If two different types of information are encoded in the same tag could, one needs to assure that the threshold does not hide (possibly) relevant information from the user. For ReScope the problem is only with displaying the global usage of the tags, which could be any number of tags in the long tail. This is not the case for the most recently used tags, which are limited by the 20 most recently bookmarked links. Therefore, I decided to apply the long tail cut off only to those tags that were not recently used. This assures that not relevant information is hidden from the user.
Defining a fixed threshold, however, may not lead to a reasonable reduction of tags in the tag cloud. Although this approach is fully transparent to the user, it does not take the individual tagging differences into account. This implies that users may want to play with the threshold parameter until they receive an appropriate result. The problem of this approach is that users who have large tag clouds will start with a non-optimal visualisation.
A Non-naive Alternative
Due to the limitations of the fixed threshold approach, I reasoned about a better starting situation that allows users to get a quick overview on a single sight. The goal is therefore to offer a good visualisation from the very beginning and release the users from playing with fixed threshold parameters. With the current version of ReScope I implemented a dynamic threshold for the tag cut off.
The core idea is to identify the head, body, and long tail of a tag cloud. The head of the tag cloud holds the key tags of the user - maybe some 4 or five tags. The body of the tag cloud contains all essential tags that are relevant for a user. The long tails contains all the trailing additional information, which we are seeking to cut off the beast.
The dynamic threshold depends on two parameters. The first parameter identifies if the size of the tag cloud is problematic. This information depends partially on the size of the user's screen, i.e. on the number of tags that are likely to fit in the view port. The second parameter is the amount of trailing information. This parameter helps to decide if a threshold is likely to produce a reasonable result.

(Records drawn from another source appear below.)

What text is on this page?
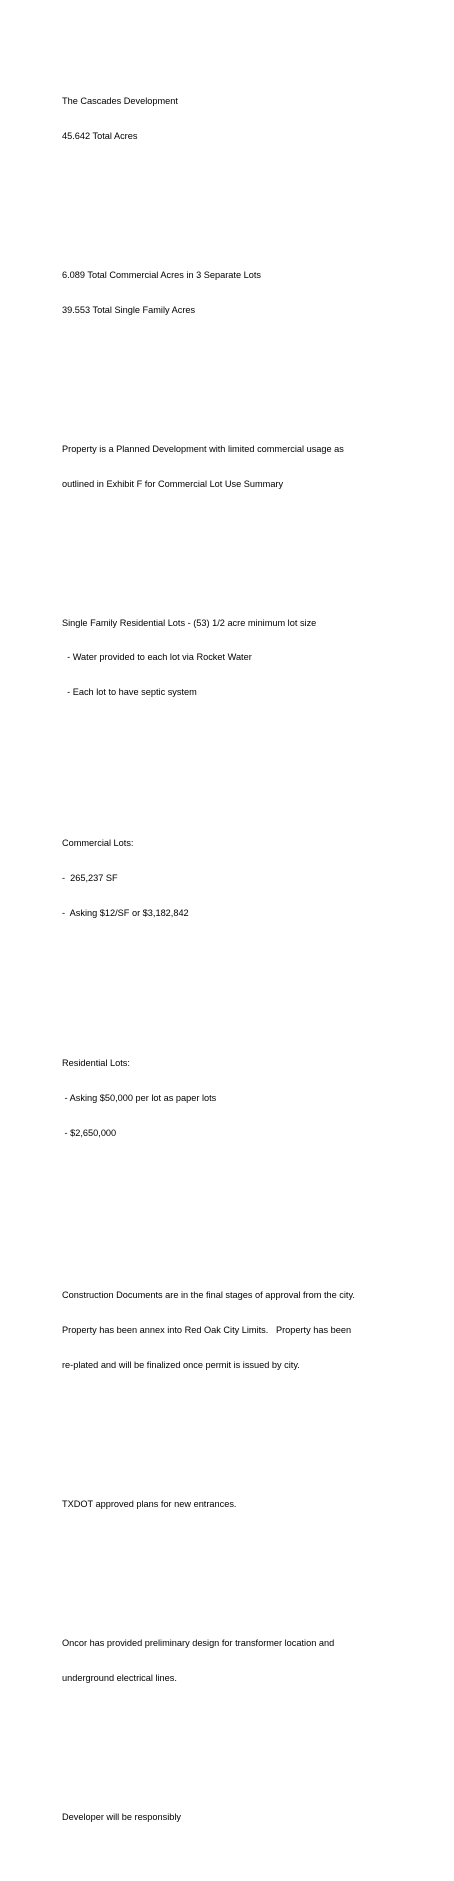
The Cascades Development

45.642 Total Acres

6.089 Total Commercial Acres in 3 Separate Lots

39.553 Total Single Family Acres

Property is a Planned Development with limited commercial usage as

outlined in Exhibit F for Commercial Lot Use Summary

Single Family Residential Lots - (53) 1/2 acre minimum lot size

- Water provided to each lot via Rocket Water

- Each lot to have septic system

Commercial Lots:

-  265,237 SF

-  Asking $12/SF or $3,182,842

Residential Lots:

- Asking $50,000 per lot as paper lots

- $2,650,000

Construction Documents are in the final stages of approval from the city.

Property has been annex into Red Oak City Limits.   Property has been

re-plated and will be finalized once permit is issued by city.

TXDOT approved plans for new entrances.

Oncor has provided preliminary design for transformer location and

underground electrical lines.

Developer will be responsibly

The algorithm for the dynamic threshold of ReScope is as follows:
- check if the tag cloud exceeds the display limits of the user's view. This limit is given as a number of tags.
- if the tag cloud is smaller than these limits, display the entire tag cloud and stop.

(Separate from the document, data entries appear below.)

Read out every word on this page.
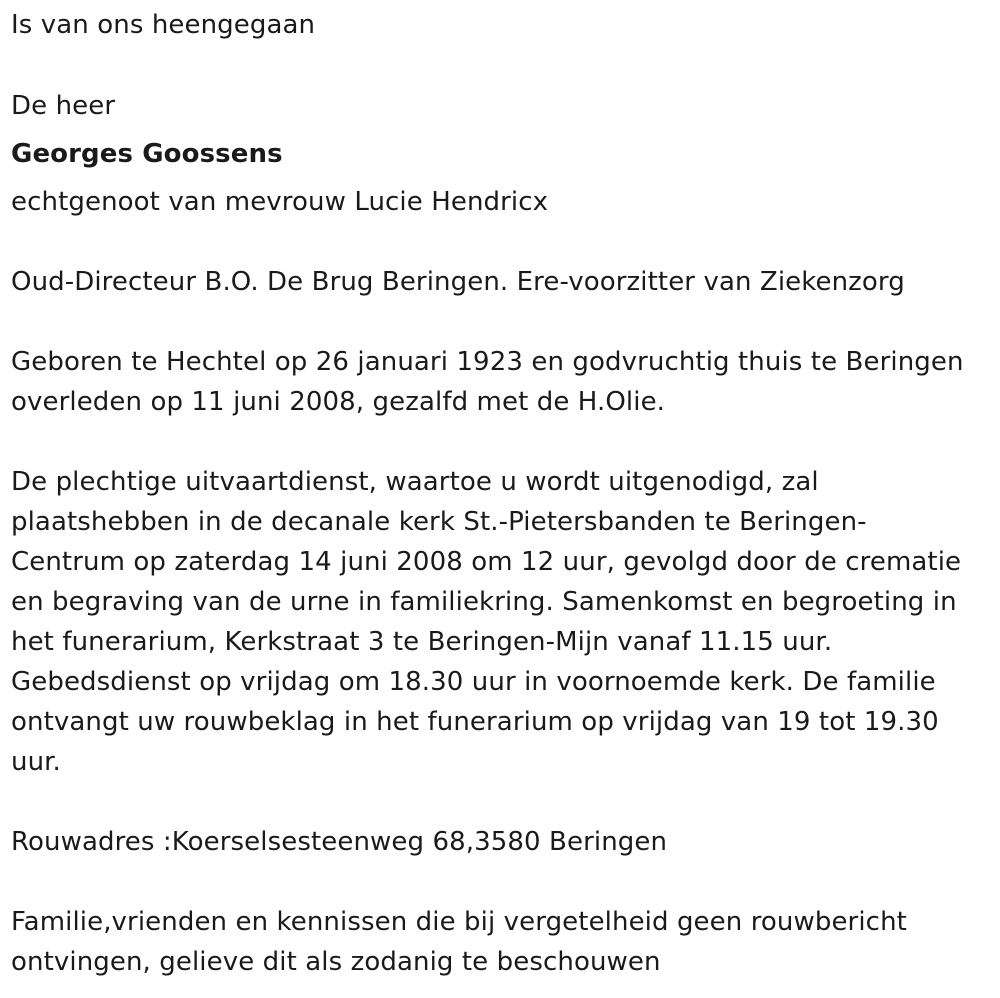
Is van ons heengegaan
De heer
Georges Goossens
echtgenoot van mevrouw Lucie Hendricx
Oud-Directeur B.O. De Brug Beringen. Ere-voorzitter van Ziekenzorg
Geboren te Hechtel op 26 januari 1923 en godvruchtig thuis te Beringen
overleden op 11 juni 2008, gezalfd met de H.Olie.
De plechtige uitvaartdienst, waartoe u wordt uitgenodigd, zal
plaatshebben in de decanale kerk St.-Pietersbanden te Beringen-
Centrum op zaterdag 14 juni 2008 om 12 uur, gevolgd door de crematie
en begraving van de urne in familiekring. Samenkomst en begroeting in
het funerarium, Kerkstraat 3 te Beringen-Mijn vanaf 11.15 uur.
Gebedsdienst op vrijdag om 18.30 uur in voornoemde kerk. De familie
ontvangt uw rouwbeklag in het funerarium op vrijdag van 19 tot 19.30
uur.
Rouwadres :Koerselsesteenweg 68,3580 Beringen
Familie,vrienden en kennissen die bij vergetelheid geen rouwbericht
ontvingen, gelieve dit als zodanig te beschouwen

- order the tags by their global frequency.
- check the tag usage at the display limits
- calculate how many extra tags have the same tag usage.
- calculate how many recently used tags are below this usage level.
- reduce the display limits by the number of recently used tags in the long tail.
- if the additional tags exceed the display limit by 5% then cut off at the next higher tag usage, otherwise cut off at the tag usage found at the display limit.
The main improvement of this algorithm over the fixed threshold is that it reflects what is actually accessible to a user. The payoff for the additional computing is that the users can start with a reasonable tag cloud, instead of drowning in the sea of their homegrown meta-data.